Daniel Jérent : "J’ai franchi un palier "

  • Tout sourit depuis le début de l’année à Daniel Jérent.
    Tout sourit depuis le début de l’année à Daniel Jérent. LL/CP
Publié le , mis à jour

Épée. Le licencié du club de Rodez, pensionnaire de l’Insep à Paris et de l’équipe de France, s’envole pour Budapest où il participera avec des ambitions aux Mondiaux.

Auréolé de son titre mondial universitaire par équipes décroché en Russie, Daniel Jérent est passé par l’Aveyron avant de repartir en fin de semaine pour la Hongrie où l’attendent les championnats du monde d’escrime. Entre les soins pour une entorse à la cheville et ses leçons de conduite ("il me fallait six mois d’attente à Paris pour passer mon permis"), il nous a reçus chez Bruno Gares, maître d’armes du club de Rodez et armurier de l’équipe de France. Entretien.

Vous avez à peine eu le temps de savourer votre titre mondial universitaire que la pression est de nouveau là avec les championnats du monde, toujours par équipes.Comment vous sentez-vous ? 

Bien, même si une entorse à la cheville m’a beaucoup gêné en Russie. Dans quelques jours, à Budapest, c’est la dernière épreuve de la saison. Je veux donc tout donner sans me poser de questions. Les vacances, c’est pour après.

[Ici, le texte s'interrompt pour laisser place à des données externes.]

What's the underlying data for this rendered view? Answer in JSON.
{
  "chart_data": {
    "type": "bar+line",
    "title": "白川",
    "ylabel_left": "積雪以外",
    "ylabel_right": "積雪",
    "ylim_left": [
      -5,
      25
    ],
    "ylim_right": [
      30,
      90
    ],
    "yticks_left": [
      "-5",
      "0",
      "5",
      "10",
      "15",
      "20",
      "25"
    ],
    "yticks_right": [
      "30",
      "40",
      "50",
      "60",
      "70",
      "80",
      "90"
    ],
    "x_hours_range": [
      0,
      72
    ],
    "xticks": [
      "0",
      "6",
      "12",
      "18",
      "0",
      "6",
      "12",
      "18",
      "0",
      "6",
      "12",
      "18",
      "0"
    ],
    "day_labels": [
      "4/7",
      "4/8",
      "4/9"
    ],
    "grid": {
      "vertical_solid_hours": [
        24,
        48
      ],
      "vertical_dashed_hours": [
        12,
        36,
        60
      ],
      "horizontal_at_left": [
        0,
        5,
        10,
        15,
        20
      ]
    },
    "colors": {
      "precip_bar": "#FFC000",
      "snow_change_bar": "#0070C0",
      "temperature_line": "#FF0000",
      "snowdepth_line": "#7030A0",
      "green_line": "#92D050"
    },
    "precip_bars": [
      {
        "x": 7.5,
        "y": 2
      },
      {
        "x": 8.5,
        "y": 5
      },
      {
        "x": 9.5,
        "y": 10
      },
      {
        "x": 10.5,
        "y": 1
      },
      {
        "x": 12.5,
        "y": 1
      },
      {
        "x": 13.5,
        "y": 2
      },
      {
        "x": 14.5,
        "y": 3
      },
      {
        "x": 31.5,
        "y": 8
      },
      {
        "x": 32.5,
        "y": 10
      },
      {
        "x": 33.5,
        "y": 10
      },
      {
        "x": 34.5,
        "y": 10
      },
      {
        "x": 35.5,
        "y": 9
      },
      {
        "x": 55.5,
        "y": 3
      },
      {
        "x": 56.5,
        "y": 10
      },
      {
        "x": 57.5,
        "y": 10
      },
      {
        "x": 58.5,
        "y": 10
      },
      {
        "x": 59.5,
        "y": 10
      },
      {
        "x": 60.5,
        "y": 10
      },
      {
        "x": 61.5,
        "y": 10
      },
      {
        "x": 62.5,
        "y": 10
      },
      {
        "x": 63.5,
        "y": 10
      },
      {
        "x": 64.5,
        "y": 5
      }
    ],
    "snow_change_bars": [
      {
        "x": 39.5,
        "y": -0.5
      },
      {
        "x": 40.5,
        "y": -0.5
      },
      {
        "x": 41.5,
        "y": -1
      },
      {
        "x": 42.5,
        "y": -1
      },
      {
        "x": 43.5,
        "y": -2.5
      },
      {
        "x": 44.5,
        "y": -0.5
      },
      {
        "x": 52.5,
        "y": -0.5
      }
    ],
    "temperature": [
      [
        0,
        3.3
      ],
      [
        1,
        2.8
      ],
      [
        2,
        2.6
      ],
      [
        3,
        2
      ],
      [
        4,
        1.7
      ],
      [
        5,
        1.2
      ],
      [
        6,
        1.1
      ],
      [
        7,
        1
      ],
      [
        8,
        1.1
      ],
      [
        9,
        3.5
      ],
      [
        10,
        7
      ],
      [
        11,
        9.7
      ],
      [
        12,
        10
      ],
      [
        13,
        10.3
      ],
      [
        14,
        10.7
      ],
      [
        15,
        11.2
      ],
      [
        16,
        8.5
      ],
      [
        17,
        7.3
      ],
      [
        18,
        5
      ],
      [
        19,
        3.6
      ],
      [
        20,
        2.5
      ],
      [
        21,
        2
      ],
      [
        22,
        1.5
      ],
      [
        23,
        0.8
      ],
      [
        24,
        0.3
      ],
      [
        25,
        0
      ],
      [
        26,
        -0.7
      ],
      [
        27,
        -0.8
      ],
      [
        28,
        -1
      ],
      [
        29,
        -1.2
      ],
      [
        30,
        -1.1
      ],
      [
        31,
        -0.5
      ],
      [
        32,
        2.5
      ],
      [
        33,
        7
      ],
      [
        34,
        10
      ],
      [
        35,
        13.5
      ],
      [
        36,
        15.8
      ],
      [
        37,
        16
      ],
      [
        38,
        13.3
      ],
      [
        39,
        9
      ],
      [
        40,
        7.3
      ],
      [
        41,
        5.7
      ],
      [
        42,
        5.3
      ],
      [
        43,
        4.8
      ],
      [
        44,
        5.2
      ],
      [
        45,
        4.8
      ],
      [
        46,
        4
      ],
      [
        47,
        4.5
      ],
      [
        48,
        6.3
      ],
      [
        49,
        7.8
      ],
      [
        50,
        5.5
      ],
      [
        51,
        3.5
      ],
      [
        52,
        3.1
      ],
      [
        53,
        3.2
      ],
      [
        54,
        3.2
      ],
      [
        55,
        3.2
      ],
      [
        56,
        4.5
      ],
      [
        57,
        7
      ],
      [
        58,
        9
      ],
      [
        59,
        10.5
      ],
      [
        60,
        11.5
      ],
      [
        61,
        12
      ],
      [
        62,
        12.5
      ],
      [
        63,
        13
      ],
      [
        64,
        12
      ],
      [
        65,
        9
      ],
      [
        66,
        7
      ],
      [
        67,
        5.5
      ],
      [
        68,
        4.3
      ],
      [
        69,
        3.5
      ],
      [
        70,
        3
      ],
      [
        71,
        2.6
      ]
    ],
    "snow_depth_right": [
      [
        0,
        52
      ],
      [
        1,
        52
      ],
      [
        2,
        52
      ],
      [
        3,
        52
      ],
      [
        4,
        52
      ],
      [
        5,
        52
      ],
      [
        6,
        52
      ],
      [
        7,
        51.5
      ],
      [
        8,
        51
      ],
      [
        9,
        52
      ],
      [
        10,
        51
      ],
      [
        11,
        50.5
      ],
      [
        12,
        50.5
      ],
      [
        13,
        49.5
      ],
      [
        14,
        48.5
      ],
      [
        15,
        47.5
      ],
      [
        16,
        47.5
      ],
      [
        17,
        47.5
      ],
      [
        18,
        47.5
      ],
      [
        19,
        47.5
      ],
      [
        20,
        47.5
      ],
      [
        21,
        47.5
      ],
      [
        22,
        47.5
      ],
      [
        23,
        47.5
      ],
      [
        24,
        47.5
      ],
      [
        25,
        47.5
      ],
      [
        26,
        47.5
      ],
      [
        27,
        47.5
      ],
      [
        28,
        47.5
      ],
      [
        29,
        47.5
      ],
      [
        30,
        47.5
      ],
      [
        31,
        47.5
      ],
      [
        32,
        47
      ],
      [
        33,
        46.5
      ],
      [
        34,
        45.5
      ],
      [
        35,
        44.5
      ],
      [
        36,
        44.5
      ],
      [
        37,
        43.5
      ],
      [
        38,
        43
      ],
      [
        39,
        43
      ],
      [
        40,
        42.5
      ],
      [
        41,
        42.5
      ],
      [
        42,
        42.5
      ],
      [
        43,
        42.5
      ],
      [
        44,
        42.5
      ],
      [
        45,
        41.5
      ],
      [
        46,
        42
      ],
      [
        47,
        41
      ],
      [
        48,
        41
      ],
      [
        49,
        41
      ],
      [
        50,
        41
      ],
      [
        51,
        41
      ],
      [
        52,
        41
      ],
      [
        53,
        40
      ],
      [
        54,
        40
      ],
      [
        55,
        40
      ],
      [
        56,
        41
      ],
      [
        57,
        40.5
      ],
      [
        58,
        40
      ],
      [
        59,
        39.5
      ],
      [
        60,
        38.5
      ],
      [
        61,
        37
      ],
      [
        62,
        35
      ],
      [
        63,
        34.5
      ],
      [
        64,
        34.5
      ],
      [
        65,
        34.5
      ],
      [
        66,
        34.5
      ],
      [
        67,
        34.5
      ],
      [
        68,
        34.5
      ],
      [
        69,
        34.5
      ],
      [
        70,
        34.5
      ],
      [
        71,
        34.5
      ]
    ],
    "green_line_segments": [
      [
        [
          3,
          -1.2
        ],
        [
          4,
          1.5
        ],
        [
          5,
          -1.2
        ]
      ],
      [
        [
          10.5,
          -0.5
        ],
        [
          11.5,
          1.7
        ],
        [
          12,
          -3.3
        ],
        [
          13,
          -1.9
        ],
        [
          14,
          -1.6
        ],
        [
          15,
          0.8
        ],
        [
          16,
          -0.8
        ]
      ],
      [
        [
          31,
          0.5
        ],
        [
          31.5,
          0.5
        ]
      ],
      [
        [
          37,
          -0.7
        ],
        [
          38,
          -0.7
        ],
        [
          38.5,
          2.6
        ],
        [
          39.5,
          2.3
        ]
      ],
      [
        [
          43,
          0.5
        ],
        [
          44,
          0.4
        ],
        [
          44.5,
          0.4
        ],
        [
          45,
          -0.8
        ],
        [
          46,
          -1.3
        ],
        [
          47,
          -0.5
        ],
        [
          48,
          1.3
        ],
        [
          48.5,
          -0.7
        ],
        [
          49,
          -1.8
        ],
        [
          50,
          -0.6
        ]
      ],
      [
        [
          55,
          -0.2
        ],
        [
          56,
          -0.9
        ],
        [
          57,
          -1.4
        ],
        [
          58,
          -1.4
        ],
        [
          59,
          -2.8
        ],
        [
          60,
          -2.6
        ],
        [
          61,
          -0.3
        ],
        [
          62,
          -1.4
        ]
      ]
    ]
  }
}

Quels sont vos objectifs ?

En individuel, je compte bien décrocher la médaille la plus lourde possible. C’est la "der" et il est important de bien figurer, surtout que grâce à mon classement, je n’entrerai que dans le tableau 16, ce qui physiquement est une bonne chose. Ensuite, par équipes, ce serait bien de monter sur le podium mais là, je suis tributaire de mes trois coéquipiers.

Vous donnez l’impression d’avoir beaucoup mûri cette année. À seulement 22 ans.

Sur le plan des résultats, j’ai effectivement franchi un palier. Cela a commencé quand j’ai gagné le Challenge Monal à la surprise générale. Là, j’ai senti que les choses changeaient. Les regards de mes adversaires ont définitivement changé après l’Euro quand j’ai fini deuxième. Du coup, j’ai beaucoup plus confiance en moi.

Justement, vous êtes un athlète dopé à la confiance.

J’en ai besoin pour avancer. C’est pour cela que je me sens bien à Rodez, et notamment avec Bruno Gares avec qui je peux discuter de tout et de rien dans un cocon familial qui me correspond. Il a une oreille attentive et pas uniquement pour l’escrime.

Vous serez donc encore Ruthénois la saison prochaine ?

Tout à fait. Je ne suis pas pressé de partir. Cela fera trois ans et j’ai encore des choses à apprendre.